Lord (David) Freud (pictured), retired minister for welfare reform at the DWP, has called for the government to bring the technology behind Universal Credit back in house. Speaking to a select committee last week about the project overall, he said he woudn’t change the structure of the project but conceded that “the implementation was harder than I’d expected”.
He said it hd been a bad mistake for all of government to send out all of its IT, in a process that started in the 1990s and 2000s. “You went to these big firms to build your IT, and I think that was a most fundamental mistake across government, and probably in governments across the Western world.”
DWP and others are now built on technology
It couldn’t have been forecast, when these systems were put into place, that IT would become so fundamental a piece of the government’s core functions. It had until recently been seen as something separate from the daily tasks.
“It’s a tool within a much bigger system, and if you get rid of it and lose control of it, you lose the ability to build the systems,” he said.

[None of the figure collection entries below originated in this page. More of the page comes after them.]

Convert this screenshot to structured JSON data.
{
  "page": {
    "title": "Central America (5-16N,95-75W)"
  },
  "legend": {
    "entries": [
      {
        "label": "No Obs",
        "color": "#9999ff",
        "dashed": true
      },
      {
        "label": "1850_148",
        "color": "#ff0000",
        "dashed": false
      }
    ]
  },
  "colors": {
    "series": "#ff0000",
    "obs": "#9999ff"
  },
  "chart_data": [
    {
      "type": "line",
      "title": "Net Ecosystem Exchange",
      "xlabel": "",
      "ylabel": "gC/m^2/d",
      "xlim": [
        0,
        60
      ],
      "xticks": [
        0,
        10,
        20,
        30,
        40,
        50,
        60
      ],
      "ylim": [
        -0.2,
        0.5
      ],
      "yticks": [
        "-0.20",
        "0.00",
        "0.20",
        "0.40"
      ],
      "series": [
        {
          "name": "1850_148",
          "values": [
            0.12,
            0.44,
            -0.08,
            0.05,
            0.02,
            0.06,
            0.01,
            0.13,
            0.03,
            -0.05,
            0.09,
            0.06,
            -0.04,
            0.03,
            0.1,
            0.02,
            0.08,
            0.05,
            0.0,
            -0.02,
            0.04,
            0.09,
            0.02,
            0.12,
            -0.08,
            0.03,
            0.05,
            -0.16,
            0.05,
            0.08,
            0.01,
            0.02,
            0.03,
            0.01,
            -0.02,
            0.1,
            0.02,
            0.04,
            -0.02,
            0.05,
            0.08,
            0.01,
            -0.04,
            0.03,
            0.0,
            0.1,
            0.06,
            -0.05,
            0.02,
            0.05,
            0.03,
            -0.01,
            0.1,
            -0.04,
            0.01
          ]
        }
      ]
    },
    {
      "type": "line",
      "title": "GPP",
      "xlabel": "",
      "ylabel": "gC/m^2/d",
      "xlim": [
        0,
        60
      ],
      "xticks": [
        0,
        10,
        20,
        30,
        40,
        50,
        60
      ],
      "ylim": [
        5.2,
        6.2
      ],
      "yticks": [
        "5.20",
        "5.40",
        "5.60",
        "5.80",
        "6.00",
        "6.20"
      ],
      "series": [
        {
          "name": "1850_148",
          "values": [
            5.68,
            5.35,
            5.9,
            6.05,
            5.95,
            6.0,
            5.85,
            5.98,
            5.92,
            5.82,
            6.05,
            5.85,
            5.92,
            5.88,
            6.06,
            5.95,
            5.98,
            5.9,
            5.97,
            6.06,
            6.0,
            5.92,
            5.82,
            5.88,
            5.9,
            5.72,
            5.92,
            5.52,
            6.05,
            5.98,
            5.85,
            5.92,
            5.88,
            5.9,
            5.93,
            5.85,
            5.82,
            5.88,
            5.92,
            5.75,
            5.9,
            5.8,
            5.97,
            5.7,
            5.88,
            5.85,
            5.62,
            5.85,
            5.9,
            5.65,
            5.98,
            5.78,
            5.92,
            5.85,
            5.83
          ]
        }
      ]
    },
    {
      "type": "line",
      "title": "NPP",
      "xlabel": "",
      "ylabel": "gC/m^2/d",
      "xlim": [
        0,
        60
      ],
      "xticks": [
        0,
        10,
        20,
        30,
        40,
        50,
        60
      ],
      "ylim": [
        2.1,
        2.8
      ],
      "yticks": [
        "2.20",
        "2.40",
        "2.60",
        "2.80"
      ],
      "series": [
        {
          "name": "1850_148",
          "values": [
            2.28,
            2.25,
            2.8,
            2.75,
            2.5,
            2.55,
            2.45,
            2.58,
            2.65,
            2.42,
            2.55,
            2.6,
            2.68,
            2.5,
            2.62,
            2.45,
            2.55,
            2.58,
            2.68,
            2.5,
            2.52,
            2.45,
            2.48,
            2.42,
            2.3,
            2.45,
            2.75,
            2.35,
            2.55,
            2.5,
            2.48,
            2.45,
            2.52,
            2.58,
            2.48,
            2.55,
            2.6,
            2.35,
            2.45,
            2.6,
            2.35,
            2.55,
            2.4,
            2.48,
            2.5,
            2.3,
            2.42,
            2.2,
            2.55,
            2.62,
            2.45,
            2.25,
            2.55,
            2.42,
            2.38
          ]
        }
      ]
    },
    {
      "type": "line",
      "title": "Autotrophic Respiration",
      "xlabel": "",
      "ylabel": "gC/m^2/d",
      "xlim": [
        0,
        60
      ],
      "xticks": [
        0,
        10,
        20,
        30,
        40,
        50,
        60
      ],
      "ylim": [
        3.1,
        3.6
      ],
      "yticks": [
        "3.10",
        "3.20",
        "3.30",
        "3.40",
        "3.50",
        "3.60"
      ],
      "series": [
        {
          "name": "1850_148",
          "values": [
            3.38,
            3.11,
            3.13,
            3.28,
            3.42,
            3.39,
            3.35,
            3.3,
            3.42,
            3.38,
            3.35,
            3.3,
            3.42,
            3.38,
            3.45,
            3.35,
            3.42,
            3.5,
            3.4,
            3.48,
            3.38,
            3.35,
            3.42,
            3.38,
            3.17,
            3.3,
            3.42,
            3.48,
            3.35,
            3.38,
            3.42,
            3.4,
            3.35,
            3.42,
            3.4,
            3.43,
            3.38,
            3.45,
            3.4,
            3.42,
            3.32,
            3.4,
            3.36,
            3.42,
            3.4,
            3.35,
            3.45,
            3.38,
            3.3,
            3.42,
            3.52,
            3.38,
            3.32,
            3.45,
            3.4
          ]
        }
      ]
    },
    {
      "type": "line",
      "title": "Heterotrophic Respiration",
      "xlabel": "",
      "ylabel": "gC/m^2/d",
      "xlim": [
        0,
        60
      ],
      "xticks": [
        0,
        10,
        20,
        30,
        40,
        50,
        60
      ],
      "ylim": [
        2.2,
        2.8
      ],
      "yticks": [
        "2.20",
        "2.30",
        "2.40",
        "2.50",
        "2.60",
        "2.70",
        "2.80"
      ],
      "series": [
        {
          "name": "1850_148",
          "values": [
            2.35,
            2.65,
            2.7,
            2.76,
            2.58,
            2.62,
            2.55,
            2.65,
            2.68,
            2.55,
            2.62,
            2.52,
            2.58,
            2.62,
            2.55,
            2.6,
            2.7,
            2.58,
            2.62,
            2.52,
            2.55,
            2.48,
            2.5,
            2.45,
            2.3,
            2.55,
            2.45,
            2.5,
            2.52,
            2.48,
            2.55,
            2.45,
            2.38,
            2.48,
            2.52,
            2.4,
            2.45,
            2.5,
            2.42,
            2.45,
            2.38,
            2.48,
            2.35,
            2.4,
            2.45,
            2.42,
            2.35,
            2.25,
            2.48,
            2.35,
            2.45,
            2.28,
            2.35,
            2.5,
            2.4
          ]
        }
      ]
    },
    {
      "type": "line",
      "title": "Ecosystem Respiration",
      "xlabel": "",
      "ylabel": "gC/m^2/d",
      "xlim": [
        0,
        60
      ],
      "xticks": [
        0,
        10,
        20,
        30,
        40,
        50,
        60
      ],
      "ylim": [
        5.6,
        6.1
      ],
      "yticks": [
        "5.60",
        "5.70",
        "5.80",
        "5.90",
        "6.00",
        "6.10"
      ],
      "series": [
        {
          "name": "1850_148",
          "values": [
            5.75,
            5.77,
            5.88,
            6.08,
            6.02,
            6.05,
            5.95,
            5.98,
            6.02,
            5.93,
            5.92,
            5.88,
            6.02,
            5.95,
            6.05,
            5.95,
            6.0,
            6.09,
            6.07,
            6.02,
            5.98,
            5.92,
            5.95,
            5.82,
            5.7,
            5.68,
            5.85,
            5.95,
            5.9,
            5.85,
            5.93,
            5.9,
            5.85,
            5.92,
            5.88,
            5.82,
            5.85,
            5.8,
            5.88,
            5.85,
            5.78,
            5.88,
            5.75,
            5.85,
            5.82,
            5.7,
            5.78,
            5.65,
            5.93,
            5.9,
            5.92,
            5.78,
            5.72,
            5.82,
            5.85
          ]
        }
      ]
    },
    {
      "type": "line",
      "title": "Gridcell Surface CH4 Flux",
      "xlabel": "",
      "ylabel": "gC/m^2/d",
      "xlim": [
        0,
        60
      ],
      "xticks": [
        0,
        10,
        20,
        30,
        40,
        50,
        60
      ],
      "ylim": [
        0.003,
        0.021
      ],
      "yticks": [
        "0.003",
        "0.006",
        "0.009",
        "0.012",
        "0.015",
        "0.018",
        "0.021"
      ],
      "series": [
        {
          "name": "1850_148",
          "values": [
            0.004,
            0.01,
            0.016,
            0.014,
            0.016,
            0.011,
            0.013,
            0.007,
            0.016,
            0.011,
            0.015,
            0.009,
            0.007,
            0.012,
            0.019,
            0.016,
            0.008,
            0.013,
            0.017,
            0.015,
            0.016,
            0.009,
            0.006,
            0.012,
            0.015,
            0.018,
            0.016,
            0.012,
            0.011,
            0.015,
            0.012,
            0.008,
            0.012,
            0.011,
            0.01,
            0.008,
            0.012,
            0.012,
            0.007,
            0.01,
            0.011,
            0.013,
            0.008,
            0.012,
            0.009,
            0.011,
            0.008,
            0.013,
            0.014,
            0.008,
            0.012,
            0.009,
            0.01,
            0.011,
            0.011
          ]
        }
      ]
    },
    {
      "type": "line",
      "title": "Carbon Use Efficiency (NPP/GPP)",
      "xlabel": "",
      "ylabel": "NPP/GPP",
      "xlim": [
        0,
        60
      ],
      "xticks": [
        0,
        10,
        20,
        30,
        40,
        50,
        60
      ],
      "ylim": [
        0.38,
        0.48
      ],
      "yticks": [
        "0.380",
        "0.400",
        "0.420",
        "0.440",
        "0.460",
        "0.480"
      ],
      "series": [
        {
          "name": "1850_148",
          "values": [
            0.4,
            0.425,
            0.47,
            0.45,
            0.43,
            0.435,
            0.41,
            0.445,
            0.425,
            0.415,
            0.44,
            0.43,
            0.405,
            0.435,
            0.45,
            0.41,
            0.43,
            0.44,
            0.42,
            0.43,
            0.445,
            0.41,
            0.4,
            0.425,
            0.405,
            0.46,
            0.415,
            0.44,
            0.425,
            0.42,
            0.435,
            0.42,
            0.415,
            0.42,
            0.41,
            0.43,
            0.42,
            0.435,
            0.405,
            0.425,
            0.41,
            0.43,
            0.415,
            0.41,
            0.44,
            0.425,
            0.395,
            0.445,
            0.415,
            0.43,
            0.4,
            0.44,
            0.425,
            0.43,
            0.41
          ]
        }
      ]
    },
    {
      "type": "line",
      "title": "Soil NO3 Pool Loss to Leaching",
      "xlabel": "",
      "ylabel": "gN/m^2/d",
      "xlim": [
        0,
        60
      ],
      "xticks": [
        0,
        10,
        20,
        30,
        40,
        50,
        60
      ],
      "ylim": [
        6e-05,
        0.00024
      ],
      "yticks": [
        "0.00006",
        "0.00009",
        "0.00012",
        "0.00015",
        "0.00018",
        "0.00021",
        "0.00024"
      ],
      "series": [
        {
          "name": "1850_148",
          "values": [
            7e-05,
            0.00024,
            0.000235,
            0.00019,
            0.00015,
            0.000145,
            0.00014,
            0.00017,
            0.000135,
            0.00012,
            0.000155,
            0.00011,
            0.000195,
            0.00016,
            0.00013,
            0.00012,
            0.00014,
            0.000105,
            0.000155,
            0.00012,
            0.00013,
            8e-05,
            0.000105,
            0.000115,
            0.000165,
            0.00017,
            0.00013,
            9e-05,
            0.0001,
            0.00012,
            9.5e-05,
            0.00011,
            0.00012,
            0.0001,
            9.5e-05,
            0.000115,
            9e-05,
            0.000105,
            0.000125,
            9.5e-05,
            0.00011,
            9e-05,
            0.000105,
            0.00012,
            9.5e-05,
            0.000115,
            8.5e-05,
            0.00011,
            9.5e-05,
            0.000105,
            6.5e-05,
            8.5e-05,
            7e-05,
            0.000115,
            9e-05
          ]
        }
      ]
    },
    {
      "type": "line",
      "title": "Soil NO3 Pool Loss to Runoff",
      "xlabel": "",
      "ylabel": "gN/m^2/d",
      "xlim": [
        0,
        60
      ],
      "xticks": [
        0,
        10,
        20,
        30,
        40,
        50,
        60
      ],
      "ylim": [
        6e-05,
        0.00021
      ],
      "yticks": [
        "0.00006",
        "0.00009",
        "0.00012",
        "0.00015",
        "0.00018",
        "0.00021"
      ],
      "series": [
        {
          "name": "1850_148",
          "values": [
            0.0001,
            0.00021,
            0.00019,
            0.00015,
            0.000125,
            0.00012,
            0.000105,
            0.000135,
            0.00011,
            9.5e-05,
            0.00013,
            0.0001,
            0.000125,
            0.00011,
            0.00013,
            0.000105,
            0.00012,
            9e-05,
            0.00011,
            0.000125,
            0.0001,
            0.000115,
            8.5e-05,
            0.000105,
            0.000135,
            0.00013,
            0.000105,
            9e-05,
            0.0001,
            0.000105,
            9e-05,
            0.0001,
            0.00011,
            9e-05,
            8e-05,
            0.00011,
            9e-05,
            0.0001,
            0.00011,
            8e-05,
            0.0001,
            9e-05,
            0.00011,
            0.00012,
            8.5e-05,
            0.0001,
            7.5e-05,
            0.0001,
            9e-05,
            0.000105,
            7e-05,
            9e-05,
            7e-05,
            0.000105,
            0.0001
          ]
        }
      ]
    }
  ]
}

The result was that the DWP’s department became a commissioning department and didn’t know how to do the IT itself, he added. “What we actually discovered through the process was that you actually had to bring the IT back on board, and that’s a massive task.”
Government failed to see the problem and only realised what had happened when it started trying to build rather than commission its own technology. “It’s no longer a lesson not just for the DWP, which has learning it and has taken it on board.”
He believed that the difficulties in building a big system and the government’s inability to have staff of its own accountable for continuity and delivery was likely to be behind an awful lot of the perceived failures in public service computing, as discussed by (for example) the Public Accounts Committee on several occasions and reported on New Statesman Technology.